Le dépistage biologique de la prédisposition à la thrombose, incertain et cher, doit être abandonné. Au contraire, il est prouvé que globalement la prévention systématique de la TVP postopératoire est économiquement justifiée [18].
Cependant, des études comparant les coûts de chacune des techniques de prévention ne sont pas disponibles en France et celles réalisées à l’étranger sont difficilement transposables. Ainsi, les travaux analysés [18] ne permettent pas d’affirmer que l’utilisation des HBPM est plus économique que celles de l’HNF.Enfin, aucune réponse n’est définitivement donnée sur la nature et le coût d’une surveillance de l’efficacité de la prévention, voire sur la nécessité de cette surveillance (écho-Doppler, phlébographie, D-dimères…) [57].
Conduite à tenir
De façon schématique, une évaluation fondée sur la somme des facteurs de risque précédemment évoqués, permet de retenir trois situations : le risque est considéré comme absent, modéré ou élevé.
Absence probable de risque
Aucune prévention par des médicaments ne doit être proposée et, sauf circonstances exceptionnelles (immobilisation de courte durée non prévue), la contention élastique n’est pas non plus justifiée.
Risque modéré
Les méthodes physiques doivent être employées dans tous les cas, et la contention élastique est le moyen le plus facilement disponible.
Le choix entre HNF et HBPM est décidé plus en fonction de la facilité d’emploi que du coût. Si l’HNF est choisie, une injection sous-cutanée de 5 000 UI est faite 2 heures avant l’intervention, puis des injections de 5 000 UI, 2 fois par jour. Si l’HBPM est employée, l’injection initiale est celle préconisée par le fabricant (autorisation de mise sur le marché), répétée ensuite tous les jours. Il faut rappeler que les anesthésies rachidiennes lombaires sont soumises aux conditions émises plus haut et en particulier que l’injection préopératoire d’héparine est supprimée.
Risque élevé
Les méthodes physiques sont toujours recommandées et la contention intermittente doit être envisagée, malgré la difficulté de son utilisation.

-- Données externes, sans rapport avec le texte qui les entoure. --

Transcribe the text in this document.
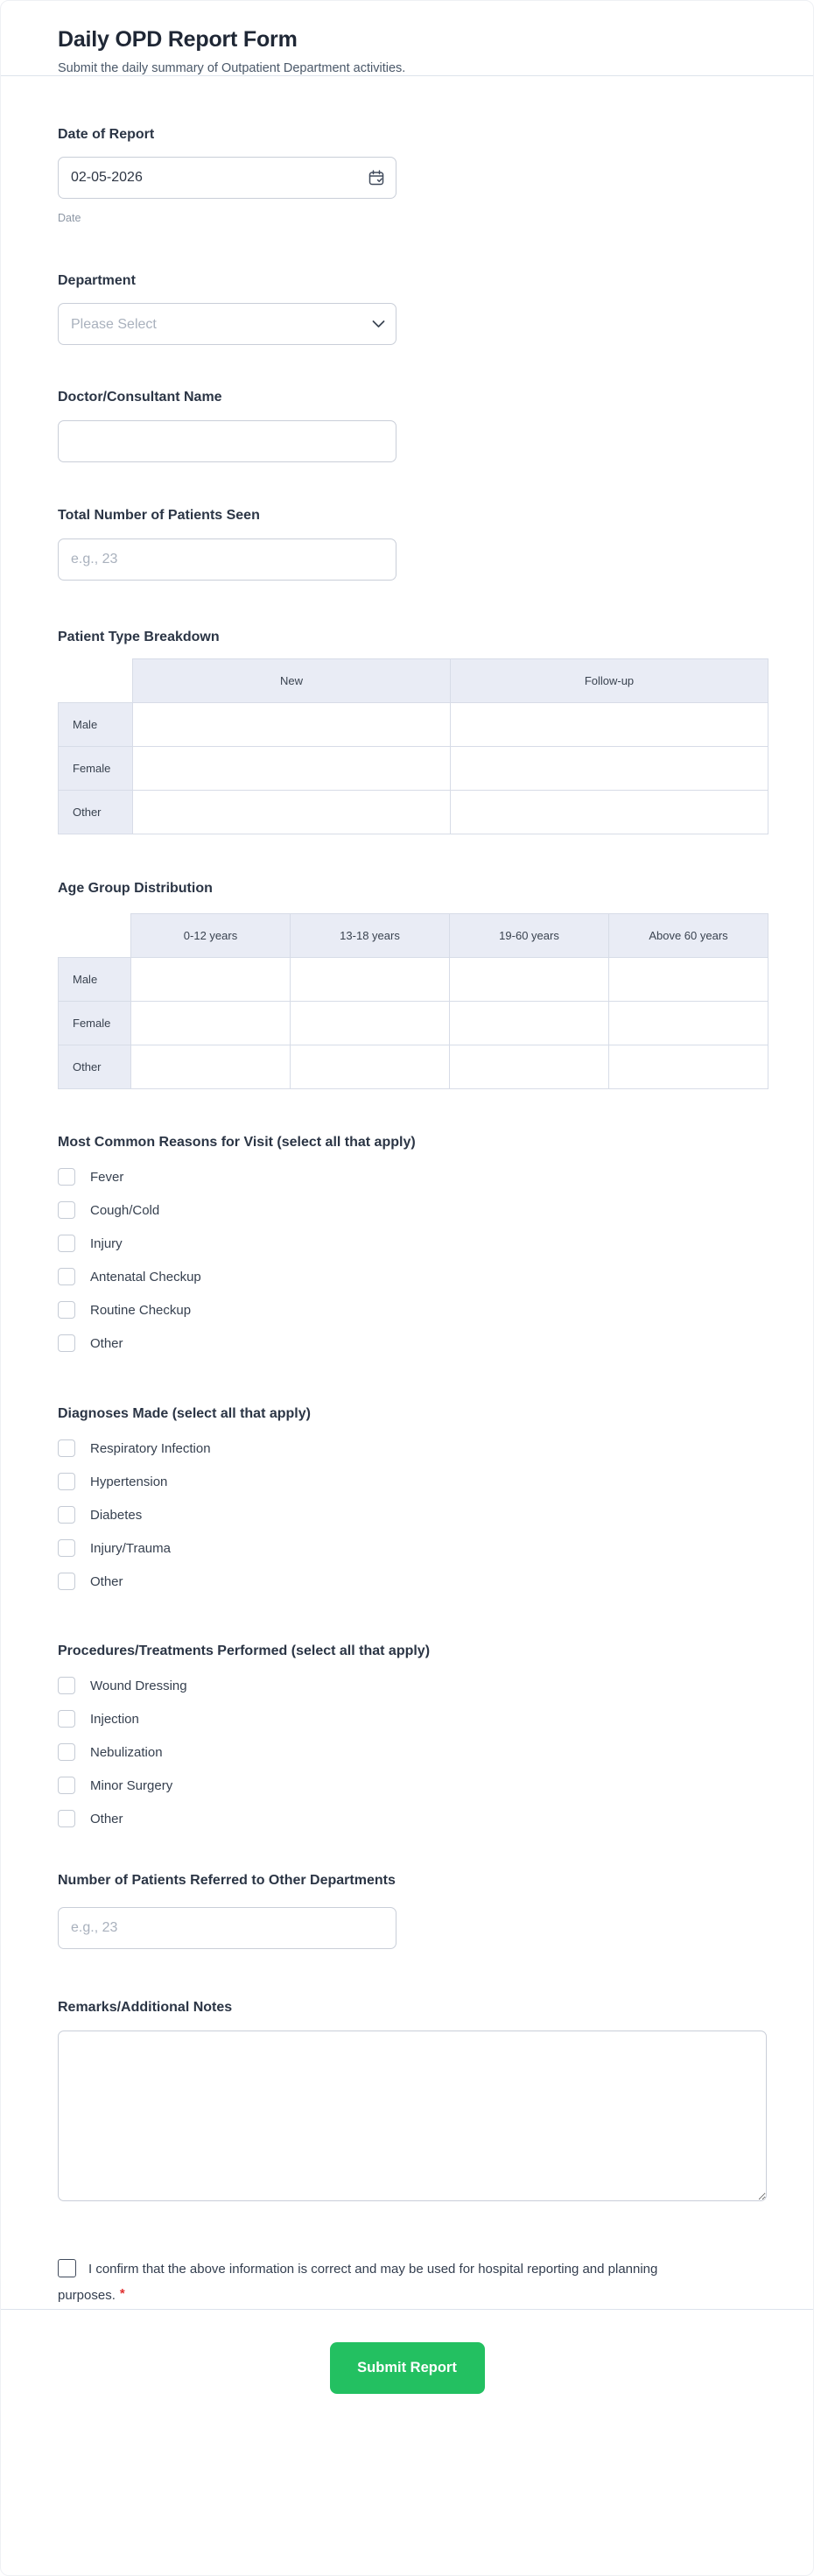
Daily OPD Report Form

Submit the daily summary of Outpatient Department activities.

Date of Report
02-05-2026
Date
Department
Please Select
Doctor/Consultant Name
Total Number of Patients Seen
e.g., 23
Patient Type Breakdown
	New	Follow-up
Male		
Female		
Other		
Age Group Distribution
	0-12 years	13-18 years	19-60 years	Above 60 years
Male				
Female				
Other				
Most Common Reasons for Visit (select all that apply)
Fever
Cough/Cold
Injury
Antenatal Checkup
Routine Checkup
Other
Diagnoses Made (select all that apply)
Respiratory Infection
Hypertension
Diabetes
Injury/Trauma
Other
Procedures/Treatments Performed (select all that apply)
Wound Dressing
Injection
Nebulization
Minor Surgery
Other
Number of Patients Referred to Other Departments
e.g., 23
Remarks/Additional Notes
I confirm that the above information is correct and may be used for hospital reporting and planning purposes. *
Submit Report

Pour l’HNF, des doses de 5 000 UI administrées 3 fois par jour ou adaptées au résultat biologique, sont utilisées. Pour les HBPM, il faut appliquer le protocole proposé par le fabricant.
Pour le moment, les AVK ne peuvent être employées, en première intention que dans la chirurgie de la hanche. Des doses faibles d’une AVK sont ajustées pour obtenir, avant l’intervention, un temps de Quick, tel que l'” International normalized ratio ” (INR) soit de 1,5 (taux de prothrombine (TP) = 70 %) et dans la période postopératoire un INR de 2 à 3 (TP = 35 à 45 %). Ces résultats sont atteints, par exemple, avec des doses de Coumadine® de 1 à 4 mg par jour. Pour les autres interventions orthopédiques, les AVK peuvent être utilisées comme relais de l’héparine, la zone d’efficacité biologique souhaitée est telle que l’INR soit compris entre 2 et 3.